The region’s been hearing a lot about tornadoes.

There was the great 3 a.m. tornado alert that awoke the region and generated countless memes in April, while just a month later, tornadoes were recorded along the Montgomery County-Berks County and Bucks County-Lehigh County borders. Tornadoes have also swept across the central United States this spring, turning deadly, injuring scores of people, and wreaking destruction.

While nearly three-quarters of tornado warnings are “false alarms," here’s what you should know, from what a tornado is to the difference between a watch and warning:

What’s a tornado?

The National Weather Service defines a tornado as a “violently rotating column of air extending from the base of a thunderstorm down to the ground.” Tornadoes typically last for less than 15 minutes but can cause a lot of destruction with winds that can reach more than 300 mph, according to the weather service.

“Fifteen minutes is a long time for a tornado to be on the ground," said Valerie Meola, a meteorologist with the service in Mount Holly. “Most of our tornadoes are not on the ground for nearly that long.”

It’s those high wind speeds and ability to cause debris to go flying that make tornadoes so dangerous, according to the weather service. They’re called “nature’s most violent storms." Though, mountainous terrain, like in some parts of Pennsylvania, could help a storm dissipate faster than it would across the Plains.

“We do get tornadoes here, they’re not as common, but we’ve seen our fair share this season so far," Meola said.

How does a tornado form?

The truth is that we don’t know for sure, but we can say that severe tornadoes are caused by supercells — or “rotating thunderstorms with a well-defined radar circulation called mesocyclone,” according to the weather service.

Tornadoes are often recognized by their funnels, and there’s often a calm felt before the storm — with the air turning very still before a tornado makes its way through the region. Hail is not uncommon, either.

A graphic representation of how tornadoes are formed.
Francois Duckett / AP
A graphic representation of how tornadoes are formed.

Is a twister the same thing as a tornado?

The two terms are used interchangeably.

“They’re very similar," Meola said. "Tornado is more, I guess, the official term that we use, but twister is a term a lot of people know as well.”

What’s the difference between a watch and a warning?

Hearing about a tornado watch or warning in your area can be scary, but there are differences between the two. A watch, as declared by the Storm Prediction Center, means that weather conditions capable of producing tornadoes are possible, according to the weather service. A warning, issued by your local forecast office, means a tornado has been spotted and “there is imminent danger to life and property.” Think of a watch as a cautionary message while a warning is when you should seek shelter.

Of course, watches vs. warnings aren’t applied to just tornadoes. For the Philadelphia area, you probably associate them with severe thunderstorm watches and warnings.

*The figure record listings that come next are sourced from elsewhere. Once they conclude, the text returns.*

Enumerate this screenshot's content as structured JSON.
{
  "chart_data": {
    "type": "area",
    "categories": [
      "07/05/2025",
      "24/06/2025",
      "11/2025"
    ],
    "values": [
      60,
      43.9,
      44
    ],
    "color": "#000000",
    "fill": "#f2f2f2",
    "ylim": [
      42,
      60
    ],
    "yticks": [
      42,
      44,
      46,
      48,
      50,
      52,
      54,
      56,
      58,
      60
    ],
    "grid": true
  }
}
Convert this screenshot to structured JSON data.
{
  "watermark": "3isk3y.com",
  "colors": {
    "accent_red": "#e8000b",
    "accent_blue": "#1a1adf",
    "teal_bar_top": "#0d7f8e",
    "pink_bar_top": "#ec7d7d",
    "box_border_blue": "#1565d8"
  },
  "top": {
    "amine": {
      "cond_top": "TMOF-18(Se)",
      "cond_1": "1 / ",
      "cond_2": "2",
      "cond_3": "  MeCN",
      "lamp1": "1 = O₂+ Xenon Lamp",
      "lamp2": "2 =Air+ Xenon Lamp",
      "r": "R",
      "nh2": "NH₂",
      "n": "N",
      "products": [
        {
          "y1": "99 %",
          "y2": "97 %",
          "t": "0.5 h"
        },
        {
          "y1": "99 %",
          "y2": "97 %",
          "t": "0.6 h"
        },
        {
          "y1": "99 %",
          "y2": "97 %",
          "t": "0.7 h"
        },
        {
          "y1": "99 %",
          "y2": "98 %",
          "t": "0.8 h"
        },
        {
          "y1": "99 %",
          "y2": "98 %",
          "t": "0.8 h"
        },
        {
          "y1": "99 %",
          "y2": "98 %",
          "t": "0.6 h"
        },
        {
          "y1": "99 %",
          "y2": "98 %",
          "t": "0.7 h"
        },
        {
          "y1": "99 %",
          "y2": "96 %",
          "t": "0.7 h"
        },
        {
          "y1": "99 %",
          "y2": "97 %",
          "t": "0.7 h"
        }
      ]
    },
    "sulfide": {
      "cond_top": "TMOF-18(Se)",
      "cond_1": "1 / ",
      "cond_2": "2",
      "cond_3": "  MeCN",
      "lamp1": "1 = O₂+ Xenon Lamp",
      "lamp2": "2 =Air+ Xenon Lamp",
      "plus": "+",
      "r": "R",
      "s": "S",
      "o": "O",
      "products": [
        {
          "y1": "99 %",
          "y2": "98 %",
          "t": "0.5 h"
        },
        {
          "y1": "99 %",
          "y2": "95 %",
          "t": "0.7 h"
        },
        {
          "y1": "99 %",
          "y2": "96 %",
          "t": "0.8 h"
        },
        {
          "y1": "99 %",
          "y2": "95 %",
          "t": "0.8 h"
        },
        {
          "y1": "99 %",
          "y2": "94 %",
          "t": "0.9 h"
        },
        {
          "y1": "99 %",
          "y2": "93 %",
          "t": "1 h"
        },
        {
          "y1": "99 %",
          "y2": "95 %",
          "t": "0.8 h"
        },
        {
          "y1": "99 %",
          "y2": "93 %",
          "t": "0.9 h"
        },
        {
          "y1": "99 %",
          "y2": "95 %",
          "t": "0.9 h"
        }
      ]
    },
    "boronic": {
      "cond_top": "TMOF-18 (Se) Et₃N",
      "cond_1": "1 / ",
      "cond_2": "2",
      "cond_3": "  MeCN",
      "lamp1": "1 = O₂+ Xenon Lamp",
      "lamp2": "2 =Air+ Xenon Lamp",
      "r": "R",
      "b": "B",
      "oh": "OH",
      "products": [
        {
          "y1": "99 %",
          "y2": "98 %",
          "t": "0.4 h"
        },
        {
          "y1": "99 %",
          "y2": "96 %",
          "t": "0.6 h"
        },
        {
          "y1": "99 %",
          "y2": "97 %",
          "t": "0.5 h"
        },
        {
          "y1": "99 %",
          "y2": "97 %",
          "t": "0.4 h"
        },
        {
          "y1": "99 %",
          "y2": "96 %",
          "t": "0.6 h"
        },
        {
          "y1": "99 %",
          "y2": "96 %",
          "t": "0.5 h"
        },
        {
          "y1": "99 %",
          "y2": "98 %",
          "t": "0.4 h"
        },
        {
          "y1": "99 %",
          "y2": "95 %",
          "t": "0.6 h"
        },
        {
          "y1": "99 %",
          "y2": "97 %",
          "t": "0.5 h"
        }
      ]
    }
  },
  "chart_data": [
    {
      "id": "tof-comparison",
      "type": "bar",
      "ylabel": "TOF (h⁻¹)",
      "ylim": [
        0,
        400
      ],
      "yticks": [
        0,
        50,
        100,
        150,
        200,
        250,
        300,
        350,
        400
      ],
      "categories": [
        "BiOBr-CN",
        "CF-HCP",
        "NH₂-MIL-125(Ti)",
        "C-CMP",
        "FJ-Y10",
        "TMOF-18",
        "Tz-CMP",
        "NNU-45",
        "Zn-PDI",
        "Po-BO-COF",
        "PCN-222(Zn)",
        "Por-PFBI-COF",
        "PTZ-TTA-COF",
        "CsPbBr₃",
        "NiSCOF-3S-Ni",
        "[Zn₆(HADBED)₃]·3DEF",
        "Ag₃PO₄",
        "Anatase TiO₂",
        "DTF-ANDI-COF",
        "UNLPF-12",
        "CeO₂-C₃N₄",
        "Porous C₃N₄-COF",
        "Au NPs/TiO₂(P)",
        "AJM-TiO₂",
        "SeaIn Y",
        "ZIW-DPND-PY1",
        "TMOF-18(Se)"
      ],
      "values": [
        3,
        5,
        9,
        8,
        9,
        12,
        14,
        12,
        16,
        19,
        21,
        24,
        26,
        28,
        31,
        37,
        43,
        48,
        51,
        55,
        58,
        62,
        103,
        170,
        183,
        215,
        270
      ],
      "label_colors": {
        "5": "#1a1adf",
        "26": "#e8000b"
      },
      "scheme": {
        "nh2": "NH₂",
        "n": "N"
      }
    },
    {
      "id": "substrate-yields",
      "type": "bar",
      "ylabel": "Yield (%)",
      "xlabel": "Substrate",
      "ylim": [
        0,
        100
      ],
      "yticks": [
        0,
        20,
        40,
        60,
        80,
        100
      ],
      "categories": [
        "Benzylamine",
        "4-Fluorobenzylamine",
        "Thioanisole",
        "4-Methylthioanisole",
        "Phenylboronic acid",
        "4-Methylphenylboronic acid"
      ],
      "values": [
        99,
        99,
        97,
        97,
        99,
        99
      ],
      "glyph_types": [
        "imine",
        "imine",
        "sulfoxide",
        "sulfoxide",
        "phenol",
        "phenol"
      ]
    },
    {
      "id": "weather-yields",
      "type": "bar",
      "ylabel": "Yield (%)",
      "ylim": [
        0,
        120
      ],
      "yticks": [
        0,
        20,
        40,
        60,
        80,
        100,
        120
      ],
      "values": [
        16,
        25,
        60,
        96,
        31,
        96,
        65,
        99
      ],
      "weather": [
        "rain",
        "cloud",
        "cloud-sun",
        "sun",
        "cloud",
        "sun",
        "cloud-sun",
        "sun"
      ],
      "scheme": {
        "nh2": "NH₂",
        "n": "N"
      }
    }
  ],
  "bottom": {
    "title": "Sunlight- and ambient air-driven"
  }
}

“A watch can be described as it could happen," Meola said. “It means that the conditions of the atmosphere say we could see severe storms or there’s potential for tornadoes. A warning means imminent. Means it’s occurring, on its way, take shelter, it’s more of an immediate thing.”

An illustration showing the difference between a watch and a warning.
National Weather Service / Screenshot
An illustration showing the difference between a watch and a warning.

Thunderstorm vs. ‘severe thunderstorm’

The weather service only issues alerts for a “severe thunderstorm." Meola said there’s certain criteria that needs to be met for a storm to be deemed “severe,” including winds 58 mph or greater, or hail with a one-inch diameter or greater — think the size of a quarter.

A regular thunderstorm? Those are just the typical rain and lightning you see throughout the summer.

“Lighting does not make a storm severe," Meola said. "It is a part of every thunderstorm.”